MannPassAuf! Wider die Gräuel
von Matriarchat und Gynokratie.

Wofür kämpfen wir?

verfasst von Student(t), 03.04.2008, 16:17 im Forum wgvdl

Ich weiß, wogegen wir kämpfen. Nämlich gegen einige als unzumutbar empfundene Härten, welche uns die Gynokratie auferlegt. Die Gynokratie an sich wird, soweit ich das übersehe, von Niemandem hier infrage gestellt. Es ist wie mit der Arbeiterbewegung in der Anfangsphase: Es wird gegen unzumutbare Härten protestiert, mit dem Argument, daß so die erwartete Produktivität nicht zu erbringen ist. Die Hierarchie als solche wurde nicht infrage gestellt.

Ziehen wir den Kreis enger. Wofür kämpfen die Väter ? Nominell "für" erträgliche Unterhaltslasten, gesicherten Umgang, überhaupt für mehr Rechtsschutz.

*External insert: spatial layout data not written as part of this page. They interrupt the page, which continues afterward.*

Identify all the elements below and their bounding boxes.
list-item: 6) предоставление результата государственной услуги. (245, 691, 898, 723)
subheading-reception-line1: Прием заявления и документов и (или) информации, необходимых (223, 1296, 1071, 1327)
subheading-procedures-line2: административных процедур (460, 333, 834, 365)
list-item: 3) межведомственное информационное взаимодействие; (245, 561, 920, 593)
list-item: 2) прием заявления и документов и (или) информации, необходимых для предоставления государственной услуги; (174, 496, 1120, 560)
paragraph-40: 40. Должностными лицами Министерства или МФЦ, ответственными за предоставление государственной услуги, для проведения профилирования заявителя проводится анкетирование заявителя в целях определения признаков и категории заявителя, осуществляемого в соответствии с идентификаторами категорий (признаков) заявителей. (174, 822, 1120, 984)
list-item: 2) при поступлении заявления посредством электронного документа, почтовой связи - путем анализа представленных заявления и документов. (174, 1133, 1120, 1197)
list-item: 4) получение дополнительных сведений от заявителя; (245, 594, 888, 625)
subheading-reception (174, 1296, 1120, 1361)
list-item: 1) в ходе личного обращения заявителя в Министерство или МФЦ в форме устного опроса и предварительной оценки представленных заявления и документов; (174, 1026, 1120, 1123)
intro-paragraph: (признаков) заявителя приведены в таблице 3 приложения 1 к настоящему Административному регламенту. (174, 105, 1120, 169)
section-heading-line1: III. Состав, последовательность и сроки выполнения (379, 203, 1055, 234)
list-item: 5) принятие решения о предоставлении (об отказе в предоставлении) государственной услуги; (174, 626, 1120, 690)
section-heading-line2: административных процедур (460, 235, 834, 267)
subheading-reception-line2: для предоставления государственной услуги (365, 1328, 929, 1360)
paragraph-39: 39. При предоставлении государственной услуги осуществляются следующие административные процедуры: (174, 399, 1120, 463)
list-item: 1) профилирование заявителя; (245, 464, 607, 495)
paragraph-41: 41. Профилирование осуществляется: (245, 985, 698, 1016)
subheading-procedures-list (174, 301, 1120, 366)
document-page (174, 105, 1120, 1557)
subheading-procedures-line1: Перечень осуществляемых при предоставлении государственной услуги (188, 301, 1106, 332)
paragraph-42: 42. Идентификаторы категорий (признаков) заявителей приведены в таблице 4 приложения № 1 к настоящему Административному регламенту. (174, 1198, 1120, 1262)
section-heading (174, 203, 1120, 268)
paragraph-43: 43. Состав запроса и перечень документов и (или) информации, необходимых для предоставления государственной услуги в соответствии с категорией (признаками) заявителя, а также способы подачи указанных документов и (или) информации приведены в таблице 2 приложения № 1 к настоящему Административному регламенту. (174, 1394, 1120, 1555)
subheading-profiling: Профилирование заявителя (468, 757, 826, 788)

In Wirklichkeit aber auch nur gegen etwas, nämlich gegen Auswüchse des Matriarchats. Das Matriarchat wird von ihnen keineswegs infrage gestellt. Sie wollen einfach nur ein "gerechteres" Matriarchat als einen (notwendigerweise nie erreichbaren) Idealzustand. Gleichheit als utopische Maximalforderung. Aber nur nicht mehr als Gleichheit, nur keine Umkehrung der Hierarchie !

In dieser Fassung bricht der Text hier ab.